Les autorités brésiliennes ont infligé une amende de plus de 25 millions d’euros à la filiale de ByteDance pour des manquements répétés dans la protection des données des mineurs. Cette sanction financière s’accompagne d’obligations strictes de mise en conformité et envoie un avertissement sévère à l’ensemble des plateformes numériques opérant dans le pays.
Une amende de 153,7 millions de réals et des injonctions de suppression
La filiale brésilienne de l’entreprise chinoise, ByteDance Brasil, s’est vu signifier une pénalité financière de 153,7 millions de réals, représentant plus de 25 millions d’euros. Cette décision fait suite à des contrôles approfondis menés par l’ANPD, qui a relevé de multiples manquements aux dispositions de la Loi générale sur la protection des données.
Selon l’agence de régulation, les mécanismes de vérification et de contrôle mis en place par la plateforme n’étaient pas suffisants pour empêcher, dès l’origine, le traitement inapproprié de données personnelles d’enfants et d’adolescents. Outre la sanction pécuniaire, l’institution a exigé l’effacement immédiat de toutes les informations collectées de manière irrégulière.
Un signal fort adressé à l’écosystème numérique
Interrogé lors d’une conférence de presse en ligne, Fabricio Lopes, responsable des contrôles de surveillance à l’ANPD, a qualifié la mesure de «signal fort» envoyé également aux autres plateformes, témoignant de la sévérité du pays face aux dérives des réseaux sociaux.
La régulation brésilienne cible en particulier deux modes d’accès distincts à l’application, avec ou sans inscription préalable. Dans la version ouverte sans création de profil, les restrictions s’annoncent drastiques : l’agence impose la suspension totale de la publicité sur l’ensemble du territoire national, une limitation de l’expérience aux contenus accessibles à tous les publics, ainsi qu’un plafonnement du temps d’utilisation quotidien à un maximum de 12 heures. De surcroît, les visiteurs non inscrits n’auront plus la possibilité de publier des contenus ni de visionner des diffusions en direct.
Le plan de conformité exigé par l’ANPD
Face à la pression des autorités, la direction de la plateforme a pris des engagements précis. L’agence de protection des données a acté que ByteDance s’est également engagée à mettre en œuvre un plan de conformité afin d’améliorer la protection des enfants et des adolescents sur TikTok. Ce programme de mise en conformité prévoit l’application automatique de paramètres de confidentialité renforcés pour les utilisateurs de moins de 16 ans, un net rehaussement des outils de supervision parentale, ainsi que le déploiement de filtres de contenus beaucoup plus rigoureux.

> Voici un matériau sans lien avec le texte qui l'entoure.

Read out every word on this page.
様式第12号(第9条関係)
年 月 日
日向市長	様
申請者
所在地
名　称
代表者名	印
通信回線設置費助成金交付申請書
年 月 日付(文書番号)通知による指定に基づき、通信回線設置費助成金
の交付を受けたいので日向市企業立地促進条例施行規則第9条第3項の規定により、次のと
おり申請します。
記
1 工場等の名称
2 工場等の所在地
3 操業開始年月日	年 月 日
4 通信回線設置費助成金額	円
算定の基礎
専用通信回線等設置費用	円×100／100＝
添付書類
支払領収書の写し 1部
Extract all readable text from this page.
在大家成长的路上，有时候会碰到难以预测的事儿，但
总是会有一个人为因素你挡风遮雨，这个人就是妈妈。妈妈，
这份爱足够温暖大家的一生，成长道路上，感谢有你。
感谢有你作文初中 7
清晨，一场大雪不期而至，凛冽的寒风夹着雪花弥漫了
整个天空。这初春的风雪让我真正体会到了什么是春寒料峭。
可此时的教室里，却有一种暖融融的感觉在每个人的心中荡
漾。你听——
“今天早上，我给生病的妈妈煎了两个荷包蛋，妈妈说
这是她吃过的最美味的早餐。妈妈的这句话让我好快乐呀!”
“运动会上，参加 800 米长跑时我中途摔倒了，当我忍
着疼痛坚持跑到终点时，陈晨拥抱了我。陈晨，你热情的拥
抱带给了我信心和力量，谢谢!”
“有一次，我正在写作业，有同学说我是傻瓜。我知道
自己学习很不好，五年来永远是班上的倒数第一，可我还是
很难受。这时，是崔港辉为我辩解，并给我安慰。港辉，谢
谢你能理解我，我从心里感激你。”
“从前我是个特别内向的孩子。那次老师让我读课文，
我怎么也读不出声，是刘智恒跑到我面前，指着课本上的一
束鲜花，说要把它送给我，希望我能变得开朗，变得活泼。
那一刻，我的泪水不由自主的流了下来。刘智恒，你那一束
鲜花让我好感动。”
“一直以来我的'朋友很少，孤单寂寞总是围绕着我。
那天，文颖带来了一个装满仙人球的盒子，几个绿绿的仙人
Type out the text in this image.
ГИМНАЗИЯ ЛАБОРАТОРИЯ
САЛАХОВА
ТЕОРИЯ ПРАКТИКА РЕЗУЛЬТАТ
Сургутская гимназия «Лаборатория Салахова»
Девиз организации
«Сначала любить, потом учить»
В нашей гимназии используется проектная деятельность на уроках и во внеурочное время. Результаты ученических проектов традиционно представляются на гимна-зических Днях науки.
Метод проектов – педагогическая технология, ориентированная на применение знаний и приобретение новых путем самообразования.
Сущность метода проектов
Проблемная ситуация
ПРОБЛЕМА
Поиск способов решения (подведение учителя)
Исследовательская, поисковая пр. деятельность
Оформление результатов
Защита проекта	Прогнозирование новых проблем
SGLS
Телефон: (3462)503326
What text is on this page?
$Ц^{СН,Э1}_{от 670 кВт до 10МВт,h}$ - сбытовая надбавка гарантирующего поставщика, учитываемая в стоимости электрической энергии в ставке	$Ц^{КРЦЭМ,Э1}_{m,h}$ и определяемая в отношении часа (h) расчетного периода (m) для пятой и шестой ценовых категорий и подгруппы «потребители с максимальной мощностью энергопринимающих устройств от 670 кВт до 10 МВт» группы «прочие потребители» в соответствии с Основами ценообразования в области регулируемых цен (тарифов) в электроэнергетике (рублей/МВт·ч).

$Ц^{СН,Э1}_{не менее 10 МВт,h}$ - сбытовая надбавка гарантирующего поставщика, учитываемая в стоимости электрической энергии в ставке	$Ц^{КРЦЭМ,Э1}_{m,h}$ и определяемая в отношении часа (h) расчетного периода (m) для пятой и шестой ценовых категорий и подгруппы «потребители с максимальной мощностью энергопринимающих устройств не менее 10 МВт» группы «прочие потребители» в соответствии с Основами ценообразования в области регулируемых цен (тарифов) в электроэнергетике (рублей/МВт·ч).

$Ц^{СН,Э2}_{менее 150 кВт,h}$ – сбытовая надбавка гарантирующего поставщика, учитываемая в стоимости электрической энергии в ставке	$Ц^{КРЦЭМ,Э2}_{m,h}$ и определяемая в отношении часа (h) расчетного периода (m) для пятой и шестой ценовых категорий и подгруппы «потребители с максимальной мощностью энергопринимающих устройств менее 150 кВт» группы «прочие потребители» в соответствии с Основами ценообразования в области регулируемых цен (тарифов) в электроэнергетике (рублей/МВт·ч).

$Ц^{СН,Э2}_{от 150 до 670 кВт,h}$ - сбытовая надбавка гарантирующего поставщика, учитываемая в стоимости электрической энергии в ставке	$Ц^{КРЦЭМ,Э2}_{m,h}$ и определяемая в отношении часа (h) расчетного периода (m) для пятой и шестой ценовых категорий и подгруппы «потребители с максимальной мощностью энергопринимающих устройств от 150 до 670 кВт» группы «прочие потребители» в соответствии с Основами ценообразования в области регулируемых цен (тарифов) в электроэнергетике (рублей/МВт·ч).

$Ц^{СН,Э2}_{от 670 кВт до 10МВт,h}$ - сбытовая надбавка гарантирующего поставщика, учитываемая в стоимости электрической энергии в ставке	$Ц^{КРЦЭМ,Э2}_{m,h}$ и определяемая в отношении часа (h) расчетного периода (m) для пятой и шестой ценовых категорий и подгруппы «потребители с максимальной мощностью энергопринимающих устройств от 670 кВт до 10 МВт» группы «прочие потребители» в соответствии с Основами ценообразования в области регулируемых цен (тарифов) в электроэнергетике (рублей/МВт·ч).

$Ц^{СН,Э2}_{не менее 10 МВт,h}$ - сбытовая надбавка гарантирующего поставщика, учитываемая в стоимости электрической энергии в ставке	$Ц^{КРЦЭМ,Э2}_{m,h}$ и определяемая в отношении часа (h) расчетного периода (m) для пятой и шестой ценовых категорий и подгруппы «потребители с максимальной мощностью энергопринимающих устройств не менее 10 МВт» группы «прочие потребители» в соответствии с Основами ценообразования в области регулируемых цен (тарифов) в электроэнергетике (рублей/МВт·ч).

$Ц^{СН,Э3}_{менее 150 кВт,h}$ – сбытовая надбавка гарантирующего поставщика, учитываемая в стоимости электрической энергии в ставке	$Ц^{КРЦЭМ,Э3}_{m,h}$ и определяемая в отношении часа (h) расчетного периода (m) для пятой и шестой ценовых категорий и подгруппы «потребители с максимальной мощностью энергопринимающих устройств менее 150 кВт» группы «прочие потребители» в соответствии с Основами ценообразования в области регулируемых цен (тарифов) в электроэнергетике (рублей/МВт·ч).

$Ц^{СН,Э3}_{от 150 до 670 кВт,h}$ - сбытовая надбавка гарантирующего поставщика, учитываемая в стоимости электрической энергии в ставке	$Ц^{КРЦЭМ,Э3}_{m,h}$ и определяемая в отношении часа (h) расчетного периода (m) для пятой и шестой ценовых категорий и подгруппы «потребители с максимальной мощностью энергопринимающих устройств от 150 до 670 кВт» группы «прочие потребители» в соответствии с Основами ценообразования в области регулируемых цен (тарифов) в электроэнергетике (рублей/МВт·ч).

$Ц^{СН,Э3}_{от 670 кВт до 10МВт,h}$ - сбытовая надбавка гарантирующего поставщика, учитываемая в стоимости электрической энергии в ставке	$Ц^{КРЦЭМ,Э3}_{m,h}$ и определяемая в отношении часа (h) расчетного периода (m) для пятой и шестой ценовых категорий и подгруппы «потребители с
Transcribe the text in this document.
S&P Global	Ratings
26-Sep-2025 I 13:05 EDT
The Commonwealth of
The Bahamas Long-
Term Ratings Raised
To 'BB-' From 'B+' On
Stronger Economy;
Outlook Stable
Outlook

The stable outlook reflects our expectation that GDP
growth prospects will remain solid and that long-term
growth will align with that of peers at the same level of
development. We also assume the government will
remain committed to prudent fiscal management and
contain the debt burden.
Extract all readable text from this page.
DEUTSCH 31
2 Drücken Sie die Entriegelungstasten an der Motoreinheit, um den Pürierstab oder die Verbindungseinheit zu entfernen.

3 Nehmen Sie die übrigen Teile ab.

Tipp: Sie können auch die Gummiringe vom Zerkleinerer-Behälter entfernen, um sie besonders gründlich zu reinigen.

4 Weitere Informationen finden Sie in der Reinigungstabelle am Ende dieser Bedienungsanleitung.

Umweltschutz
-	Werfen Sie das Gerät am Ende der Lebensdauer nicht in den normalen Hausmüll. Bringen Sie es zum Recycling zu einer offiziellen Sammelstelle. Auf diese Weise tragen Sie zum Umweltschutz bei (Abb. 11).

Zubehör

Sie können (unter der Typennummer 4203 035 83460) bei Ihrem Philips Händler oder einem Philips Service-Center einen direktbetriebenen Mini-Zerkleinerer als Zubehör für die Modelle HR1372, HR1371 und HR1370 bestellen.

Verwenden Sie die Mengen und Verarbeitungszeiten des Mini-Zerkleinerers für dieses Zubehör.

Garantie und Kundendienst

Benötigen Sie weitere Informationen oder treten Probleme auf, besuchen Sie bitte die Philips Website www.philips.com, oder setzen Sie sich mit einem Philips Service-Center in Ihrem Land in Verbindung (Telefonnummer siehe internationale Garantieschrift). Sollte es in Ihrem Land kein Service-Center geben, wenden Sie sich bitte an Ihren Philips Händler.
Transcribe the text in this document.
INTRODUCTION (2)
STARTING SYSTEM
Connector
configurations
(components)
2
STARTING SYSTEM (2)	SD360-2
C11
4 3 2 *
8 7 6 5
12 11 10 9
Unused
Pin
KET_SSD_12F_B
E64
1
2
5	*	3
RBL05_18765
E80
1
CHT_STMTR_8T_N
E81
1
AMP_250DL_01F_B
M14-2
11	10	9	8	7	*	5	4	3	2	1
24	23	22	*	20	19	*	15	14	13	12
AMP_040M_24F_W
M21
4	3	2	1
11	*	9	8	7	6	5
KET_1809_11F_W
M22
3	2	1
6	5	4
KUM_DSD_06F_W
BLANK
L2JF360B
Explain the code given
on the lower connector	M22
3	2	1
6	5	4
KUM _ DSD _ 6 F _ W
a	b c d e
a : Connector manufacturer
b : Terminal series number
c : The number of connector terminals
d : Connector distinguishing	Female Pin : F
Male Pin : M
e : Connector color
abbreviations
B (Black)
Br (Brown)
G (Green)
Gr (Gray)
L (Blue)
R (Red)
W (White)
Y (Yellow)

De son côté, la direction de l’entreprise a réagi par l’intermédiaire d’un communiqué transmis aux agences de presse, précisant que la procédure concerne des faits remontant à l’année 2021 et ne prend pas en compte les mesures prévues dans le plan mis en place depuis
. La firme entend poursuivre les discussions avec les régulateurs tout en étudiant les suites juridiques à donner.
Un climat de fermeté réglementaire sans précédent au Brésil
Les autorités multiplient les actions de contrôle, illustrées récemment par la suspension des diffusions en direct sur la plateforme Discord à la suite du drame ayant touché une adolescente. Par ailleurs, une législation entrée en vigueur au mois de mars impose désormais aux réseaux sociaux d’associer obligatoirement les comptes des mineurs de moins de 16 ans à ceux de leurs responsables légaux, tout en exigeant des vérifications d’âge rigoureuses.
La directrice de l’ANPD, Lorena Giuberti Coutinho, a confirmé que la surveillance administrative sera intensifiée dans les mois à venir pour garantir l’application stricte de ces dispositions légales. Un précédent marquant pèse également sur les acteurs du sector, rappelé par le blocage prolongé de quarante jours infligé en 2024 au réseau social X sur décision de la Cour suprême brésilienne.